Innovative cooling technology has been hailed a success by workers constructing the stadium which will host the 2022 FIFA World Cup™ final.
Evaporative cooling vests, wrist-wraps, cooled towels and neck covers were recently tested by 150 workers at the Lusail Stadium project site. Made from state-of-the-art evaporative and phase change materials, the technology cooled the body temperatures of workers by up to 10°C.
Every worker who took part in the recent pilot described the technology as beneficial, while more than three-quarters said the cooling effect was ‘very good’.
A Lusail Stadium construction worker wearing SC’s innovative cooling apparel Leveraging the influence of the Qatar Innovation Community – a group of key stakeholders accelerating innovation and socioeconomic development in Qatar – the SC identified Techniche as a suitable partner to conduct a pilot offering immediate solutions for workers. The pilot was conducted by US-based Techniche, in collaboration with the SC, and HBK Contracting, Lusail Stadium’s main contractor.

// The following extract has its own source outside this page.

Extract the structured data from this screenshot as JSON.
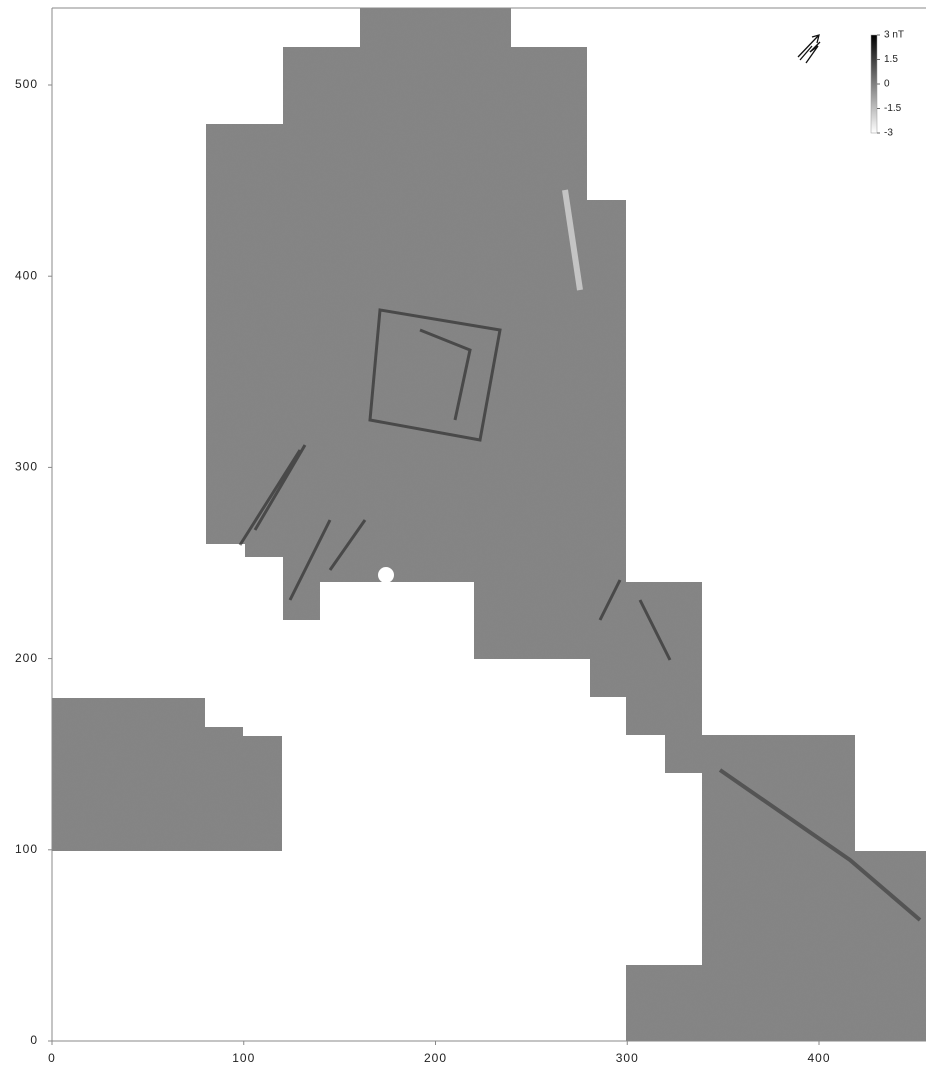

Following the success of the pilot, the Supreme Committee for Delivery & Legacy (SC) will now assess the results of the report before exploring ways to utilise the technology which will benefit workers in the short, medium and long-term.
Temperatures on-site reached 40°C during the pilot. Workers tested the technology for a full day, during which they were regularly monitored. Thermal images were taken throughout the test to measure the body temperature of the workers and measure the effectiveness of the technology.
HBK Contracting’s Rashid Marera, who currently works as a flag man on the project, gave positive feedback about the technology.
Marera, a 23-year-old from Kenya, said: “The vests are very good. The jacket cools the body – there’s not much sweating when we wear these. I think we would like to have these all the time – especially during summer.
Kalyan Viswanathan, HBK Contracting’s Workers’ Welfare Manager, said the workers welcomed the trial.
“The initial response was positive – the workers like the comfort,” said Viswanathan. “It enables them to work better and increases productivity.
Techniche’s products are used in various industries, including sport, military, medicine and construction. The company is now hoping to roll out its products on a wider basis in Qatar and support the country’s commitment to workers’ welfare.
James Russell, Managing Director of Techniche, said: “This was a really important day for us. It gave us a foundation to test our technologies and let us understand how we can fight heat stress in these conditions.”
Russell went on to explain how the technology keeps a worker cool.
He continued: “The vests are made from an evaporative fabric called HyperKewl, which is a super-absorbent polymer fibre which you place directly into water to activate. It reduces a worker’s body temperature and lasts for around ten hours.
“This technology is at the forefront of the industry. Going forward, there will be research and development into how we take this technology forward, to enable the SC and Qatar to become leaders in heat stress management and workers’ welfare.”
Construction workers at Lusail Stadium try out SC’s cooling apparel Mahmoud Qutub, Senior Advisor Special Projects Office and Executive Director of Workers’ Welfare, said: “The benefit of this pilot has been very clear to see. The metrics captured by Techniche demonstrated in real time the positive impact on both the mental and physical state of workers.
“Our aim is to find solutions right now using existing technology, however there is an opportunity to develop a product that leaves a legacy for workers not only in Qatar but in any country with a similar climate. That is something we are already exploring.”
The Techniche pilot is one of many uses of cooling products by the SC in 2017. Earlier this year the WWD deployed 10,000 cooled towels across all projects in parallel with a separate cooled vest trial on Al Wakrah Stadium.
A Lusail Stadium construction worker wearing SC’s innovative cooling apparel In addition, the SC also developed an innovative cooled helmet capable of reducing temperatures by up to 10°C. Following an extensive research and development phase, these helmets are expected to be rolled out next summer.
The use of cooled products on SC sites complements a host of initiatives that have been introduced across SC projects designed to enhance the living and working conditions of workers, including a health and nutrition programme with Weill-Cornell Medicine-Qatar, an extensive training and up-skilling programme with Qatar International Safety Centre, a dedicated grievance hotline, and a wide-spread programme of health checks and assessment of emergency medical facilities across all sites.